13.8 Accomplish the following conversions: (i) Nitrobenzene to benzoic acid (ii) Benzene to m-bromophenol (iii) Benzoic acid to aniline

(iv) Aniline to 2,4,6-tribromofluorobenzene (v) Benzyl chloride to 2-phenylethanamine (vi) Chlorobenzene to p-chloroaniline

(vii) Aniline to p-bromoaniline (viii) Benzamide to toluene (ix) Aniline to benzyl alcohol.

13.9 An aromatic compound ‘A’ on treatment with aqueous ammonia and heating forms compound ‘B’ which on heating with Br2 and KOH forms a compound ‘C’ of molecular formula C6H7N. Write the structures and IUPAC names of compounds A, B and C.

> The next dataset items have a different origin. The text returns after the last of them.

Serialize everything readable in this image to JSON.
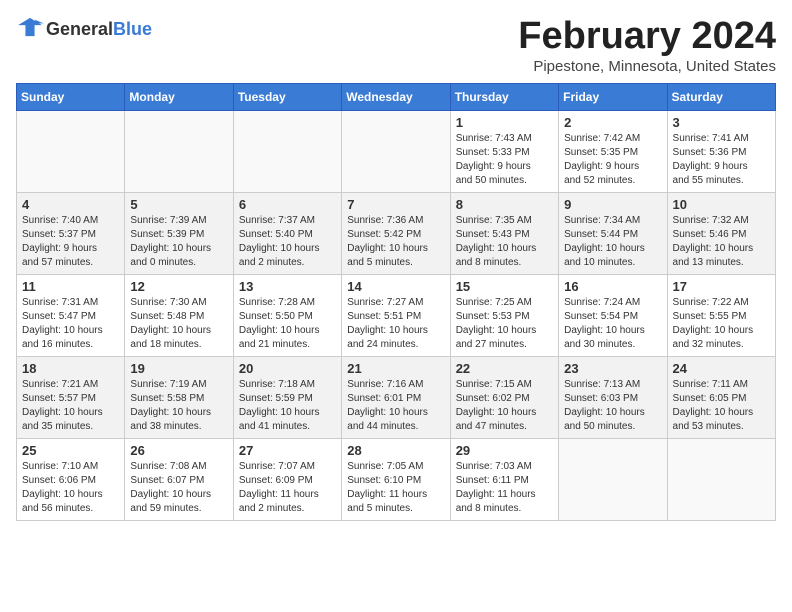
{
  "header": {
    "logo_general": "General",
    "logo_blue": "Blue",
    "month": "February 2024",
    "location": "Pipestone, Minnesota, United States"
  },
  "days_of_week": [
    "Sunday",
    "Monday",
    "Tuesday",
    "Wednesday",
    "Thursday",
    "Friday",
    "Saturday"
  ],
  "weeks": [
    [
      {
        "day": "",
        "info": "",
        "empty": true
      },
      {
        "day": "",
        "info": "",
        "empty": true
      },
      {
        "day": "",
        "info": "",
        "empty": true
      },
      {
        "day": "",
        "info": "",
        "empty": true
      },
      {
        "day": "1",
        "info": "Sunrise: 7:43 AM\nSunset: 5:33 PM\nDaylight: 9 hours\nand 50 minutes."
      },
      {
        "day": "2",
        "info": "Sunrise: 7:42 AM\nSunset: 5:35 PM\nDaylight: 9 hours\nand 52 minutes."
      },
      {
        "day": "3",
        "info": "Sunrise: 7:41 AM\nSunset: 5:36 PM\nDaylight: 9 hours\nand 55 minutes."
      }
    ],
    [
      {
        "day": "4",
        "info": "Sunrise: 7:40 AM\nSunset: 5:37 PM\nDaylight: 9 hours\nand 57 minutes."
      },
      {
        "day": "5",
        "info": "Sunrise: 7:39 AM\nSunset: 5:39 PM\nDaylight: 10 hours\nand 0 minutes."
      },
      {
        "day": "6",
        "info": "Sunrise: 7:37 AM\nSunset: 5:40 PM\nDaylight: 10 hours\nand 2 minutes."
      },
      {
        "day": "7",
        "info": "Sunrise: 7:36 AM\nSunset: 5:42 PM\nDaylight: 10 hours\nand 5 minutes."
      },
      {
        "day": "8",
        "info": "Sunrise: 7:35 AM\nSunset: 5:43 PM\nDaylight: 10 hours\nand 8 minutes."
      },
      {
        "day": "9",
        "info": "Sunrise: 7:34 AM\nSunset: 5:44 PM\nDaylight: 10 hours\nand 10 minutes."
      },
      {
        "day": "10",
        "info": "Sunrise: 7:32 AM\nSunset: 5:46 PM\nDaylight: 10 hours\nand 13 minutes."
      }
    ],
    [
      {
        "day": "11",
        "info": "Sunrise: 7:31 AM\nSunset: 5:47 PM\nDaylight: 10 hours\nand 16 minutes."
      },
      {
        "day": "12",
        "info": "Sunrise: 7:30 AM\nSunset: 5:48 PM\nDaylight: 10 hours\nand 18 minutes."
      },
      {
        "day": "13",
        "info": "Sunrise: 7:28 AM\nSunset: 5:50 PM\nDaylight: 10 hours\nand 21 minutes."
      },
      {
        "day": "14",
        "info": "Sunrise: 7:27 AM\nSunset: 5:51 PM\nDaylight: 10 hours\nand 24 minutes."
      },
      {
        "day": "15",
        "info": "Sunrise: 7:25 AM\nSunset: 5:53 PM\nDaylight: 10 hours\nand 27 minutes."
      },
      {
        "day": "16",
        "info": "Sunrise: 7:24 AM\nSunset: 5:54 PM\nDaylight: 10 hours\nand 30 minutes."
      },
      {
        "day": "17",
        "info": "Sunrise: 7:22 AM\nSunset: 5:55 PM\nDaylight: 10 hours\nand 32 minutes."
      }
    ],
    [
      {
        "day": "18",
        "info": "Sunrise: 7:21 AM\nSunset: 5:57 PM\nDaylight: 10 hours\nand 35 minutes."
      },
      {
        "day": "19",
        "info": "Sunrise: 7:19 AM\nSunset: 5:58 PM\nDaylight: 10 hours\nand 38 minutes."
      },
      {
        "day": "20",
        "info": "Sunrise: 7:18 AM\nSunset: 5:59 PM\nDaylight: 10 hours\nand 41 minutes."
      },
      {
        "day": "21",
        "info": "Sunrise: 7:16 AM\nSunset: 6:01 PM\nDaylight: 10 hours\nand 44 minutes."
      },
      {
        "day": "22",
        "info": "Sunrise: 7:15 AM\nSunset: 6:02 PM\nDaylight: 10 hours\nand 47 minutes."
      },
      {
        "day": "23",
        "info": "Sunrise: 7:13 AM\nSunset: 6:03 PM\nDaylight: 10 hours\nand 50 minutes."
      },
      {
        "day": "24",
        "info": "Sunrise: 7:11 AM\nSunset: 6:05 PM\nDaylight: 10 hours\nand 53 minutes."
      }
    ],
    [
      {
        "day": "25",
        "info": "Sunrise: 7:10 AM\nSunset: 6:06 PM\nDaylight: 10 hours\nand 56 minutes."
      },
      {
        "day": "26",
        "info": "Sunrise: 7:08 AM\nSunset: 6:07 PM\nDaylight: 10 hours\nand 59 minutes."
      },
      {
        "day": "27",
        "info": "Sunrise: 7:07 AM\nSunset: 6:09 PM\nDaylight: 11 hours\nand 2 minutes."
      },
      {
        "day": "28",
        "info": "Sunrise: 7:05 AM\nSunset: 6:10 PM\nDaylight: 11 hours\nand 5 minutes."
      },
      {
        "day": "29",
        "info": "Sunrise: 7:03 AM\nSunset: 6:11 PM\nDaylight: 11 hours\nand 8 minutes."
      },
      {
        "day": "",
        "info": "",
        "empty": true
      },
      {
        "day": "",
        "info": "",
        "empty": true
      }
    ]
  ]
}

13.10 Why cannot aromatic primary amines be prepared by Gabriel phthalimide synthesis?

13.11 Write the reactions of (i) aromatic and (ii) aliphatic primary amines with nitrous acid.

13.12 Give plausible explanation for each of the following: (i) Why are amines less acidic than alcohols of comparable molecular masses? (ii) Why do primary amines have higher boiling point than tertiary amines? (iii) Why are aliphatic amines stronger bases than aromatic amines?